Report charts trends in forest ownership
MONTPELIER — The Vermont Natural Resources Council (VNRC) released a report this fall that systematically tracks how parcel ownership is changing in Vermont, revealing where — and the rate at which — the breaking up of parcels (called “parcelization”) is occurring in our forests. The report, Tracking Parcelization Over Time, is accompanied by a website that allows viewers to select and visualize a range of metrics from the parcelization database.
View the VT Parcelization Website at vtforesttrends.vnrc.org/home, and download the report at vtforesttrends.vnrc.org/reports. An executive summary can be viewed here as well.
Vermont is the third most forested of the lower 48 states, with approximately 4.6 million acres of forestland. But the state is actually losing forest cover due to parcelization, subdivision, and the subsequent development of land.
Developed by a multi-disciplinary team of researchers and natural resources professionals, Tracking Parcelization Over Time provides year-to-year data showing that Vermont’s large, undeveloped forest parcels are shrinking, and identifies the following key parcelization trends from 2004-2016 on private land:
• The number of large parcels (50 acres or larger) declined over the study period, while the number of parcels less than 50 acres increased by 8,746 parcels.
• The amount of “woodland,” which represents mostly undeveloped forestland (there may be a seasonal camp), decreased by 147,684 acres, or approximately 15 percent over the study period (a portion of which was due to land transferring to public ownership).
• The number of parcels less than 50 acres in size with dwellings increased by 20,747 parcels, which is an increase of 8.8 percent over the study period. More specifically, the number of parcels in the 2-5 and 5-10 acre size categories increased by 10.25 percent and 15 percent, respectively.
• Residential acreage increased by 162,670 acres, which is a 7 percent increase over the study period.
Across the state, the per-acre value of land in Vermont nearly doubled during the study period, though increases varied greatly depending on location.
“In the forest community, we knew about these parcelization trends, but did not have the tools to quantify them over time. Now we do,” said Jamey Fidel, Forest and Wildlife Program Director at VNRC and the Lead Principal Investigator for the report. “It’s no longer a question of whether Vermont is losing undeveloped woodland parcels; it’s a question of how much, and where, and how we can help reverse the rate at which it is happening.”
Tracking Parcelization Over Time presents several recommendations for addressing the parcelization of our forests.
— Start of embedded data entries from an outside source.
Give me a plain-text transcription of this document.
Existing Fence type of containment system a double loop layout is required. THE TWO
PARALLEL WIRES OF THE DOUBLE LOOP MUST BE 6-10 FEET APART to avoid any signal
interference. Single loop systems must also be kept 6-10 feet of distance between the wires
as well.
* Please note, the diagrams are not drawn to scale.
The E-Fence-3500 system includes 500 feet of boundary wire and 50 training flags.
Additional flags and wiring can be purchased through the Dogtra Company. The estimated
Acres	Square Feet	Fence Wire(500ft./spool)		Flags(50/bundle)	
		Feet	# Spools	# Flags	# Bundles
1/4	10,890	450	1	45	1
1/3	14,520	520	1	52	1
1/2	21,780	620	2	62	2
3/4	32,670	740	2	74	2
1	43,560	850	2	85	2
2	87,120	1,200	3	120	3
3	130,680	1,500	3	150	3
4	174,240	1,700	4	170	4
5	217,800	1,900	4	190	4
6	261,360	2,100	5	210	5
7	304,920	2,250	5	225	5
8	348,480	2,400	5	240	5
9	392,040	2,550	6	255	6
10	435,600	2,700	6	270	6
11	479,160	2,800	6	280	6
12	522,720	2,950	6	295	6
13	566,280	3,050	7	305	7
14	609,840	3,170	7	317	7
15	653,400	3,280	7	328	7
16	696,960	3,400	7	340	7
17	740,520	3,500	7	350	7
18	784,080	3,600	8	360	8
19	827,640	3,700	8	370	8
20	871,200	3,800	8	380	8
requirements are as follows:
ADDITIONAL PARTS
On the legislative side, these include continuing to fund the Current Use Program to maintain working forests, passing improvements that allow Act 250 to play a more meaningful role in reviewing the impacts of development on forestland, and ensuring that the Vermont Housing and Conservation Board (VHCB) is fully funded with adequate annual revenue to achieve its land conservation goals.
The report also recommends renewed efforts to boost succession planning, making it easier for woodland owners to pass down their land as intact parcels to heirs; and implementing Act 171, which requires municipalities and regions to identify areas that are important as forest blocks and habitat connectors and to plan for development in these areas to minimize forest fragmentation.
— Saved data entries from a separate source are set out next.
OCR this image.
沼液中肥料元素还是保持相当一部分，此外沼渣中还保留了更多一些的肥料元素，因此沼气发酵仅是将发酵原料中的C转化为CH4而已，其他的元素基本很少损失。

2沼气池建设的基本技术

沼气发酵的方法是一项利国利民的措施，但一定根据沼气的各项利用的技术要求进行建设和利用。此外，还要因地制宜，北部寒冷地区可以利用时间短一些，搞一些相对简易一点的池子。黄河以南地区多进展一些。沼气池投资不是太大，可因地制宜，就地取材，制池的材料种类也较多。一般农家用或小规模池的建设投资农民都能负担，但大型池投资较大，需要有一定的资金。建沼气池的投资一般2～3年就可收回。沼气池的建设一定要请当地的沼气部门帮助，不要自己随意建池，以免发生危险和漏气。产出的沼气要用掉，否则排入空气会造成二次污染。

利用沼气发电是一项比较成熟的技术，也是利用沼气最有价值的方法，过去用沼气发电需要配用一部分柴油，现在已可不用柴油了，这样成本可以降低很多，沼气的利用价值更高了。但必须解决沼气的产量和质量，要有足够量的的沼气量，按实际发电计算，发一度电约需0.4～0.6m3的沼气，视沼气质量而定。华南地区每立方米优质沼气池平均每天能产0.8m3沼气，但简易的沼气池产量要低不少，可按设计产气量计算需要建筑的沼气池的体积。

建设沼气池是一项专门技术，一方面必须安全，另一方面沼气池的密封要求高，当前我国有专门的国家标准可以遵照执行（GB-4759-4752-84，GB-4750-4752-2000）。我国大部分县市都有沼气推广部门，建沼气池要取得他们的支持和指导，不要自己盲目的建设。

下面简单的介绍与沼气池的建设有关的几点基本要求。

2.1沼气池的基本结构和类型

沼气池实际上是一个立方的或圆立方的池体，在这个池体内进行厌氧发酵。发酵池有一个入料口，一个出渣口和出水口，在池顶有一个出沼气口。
“We know that local officials across Vermont are thinking about the best ways to protect forest resources in their communities,” said Kate McCarthy, VNRC’s sustainable communities program director and co-Principal Investigator. “We hope the information in the report and the interactive website will make their work easier, and be a useful conversation starter about ways to address the trends — particularly since so many land use decisions are made at the local level.”
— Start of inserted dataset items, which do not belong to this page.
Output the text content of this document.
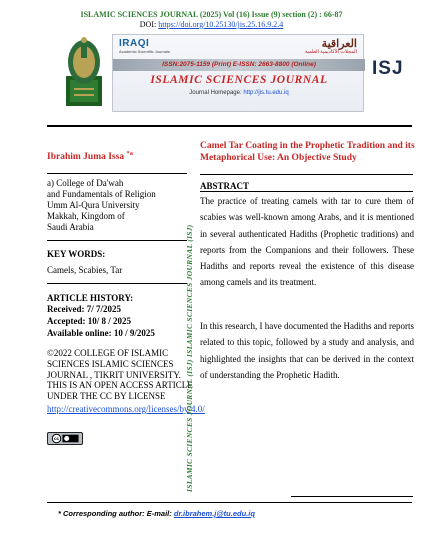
ISLAMIC SCIENCES JOURNAL (2025) Vol (16) Issue (9) section (2) : 66-87
DOI: https://doi.org/10.25130/jis.25.16.9.2.4
IRAQI
Academic Scientific Journals
العراقية
المجلات الأكاديمية العلمية
ISSN:2075-1159 (Print) E-ISSN: 2663-8800 (Online)
ISLAMIC SCIENCES JOURNAL
Journal Homepage: http://jis.tu.edu.iq
ISJ
Camel Tar Coating in the Prophetic Tradition and its Metaphorical Use: An Objective Study
Ibrahim Juma Issa $^{*a}$
a) College of Da'wah
and Fundamentals of Religion
Umm Al-Qura University
Makkah, Kingdom of
Saudi Arabia
KEY WORDS:
Camels, Scabies, Tar
ARTICLE HISTORY:
Received: 7/ 7/2025
Accepted: 10/ 8 / 2025
Available online: 10 / 9/2025
©2022 COLLEGE OF ISLAMIC SCIENCES ISLAMIC SCIENCES JOURNAL , TIKRIT UNIVERSITY. THIS IS AN OPEN ACCESS ARTICLE UNDER THE CC BY LICENSE
http://creativecommons.org/licenses/by/4.0/
cc	ISLAMIC SCIENCES JOURNAL (ISJ) ISLAMIC SCIENCES JOURNAL (ISJ)
ABSTRACT
The practice of treating camels with tar to cure them of scabies was well-known among Arabs, and it is mentioned in several authenticated Hadiths (Prophetic traditions) and reports from the Companions and their followers. These Hadiths and reports reveal the existence of this disease among camels and its treatment.
In this research, I have documented the Hadiths and reports related to this topic, followed by a study and analysis, and highlighted the insights that can be derived in the context of understanding the Prophetic Hadith.
* Corresponding author: E-mail: dr.ibrahem.j@tu.edu.iq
“If we don’t do anything about the trends we’re seeing now, in 50 years we’ll have lost nearly 60 percent of our undeveloped, privately owned woodland parcels,” said Fidel. “Beyond helping to inform decision makers in the legislature, this new report will be a crucial tool for professionals in the land use planning, conservation and natural resource community to work together on maintaining Vermont’s intact forests before it’s too late.”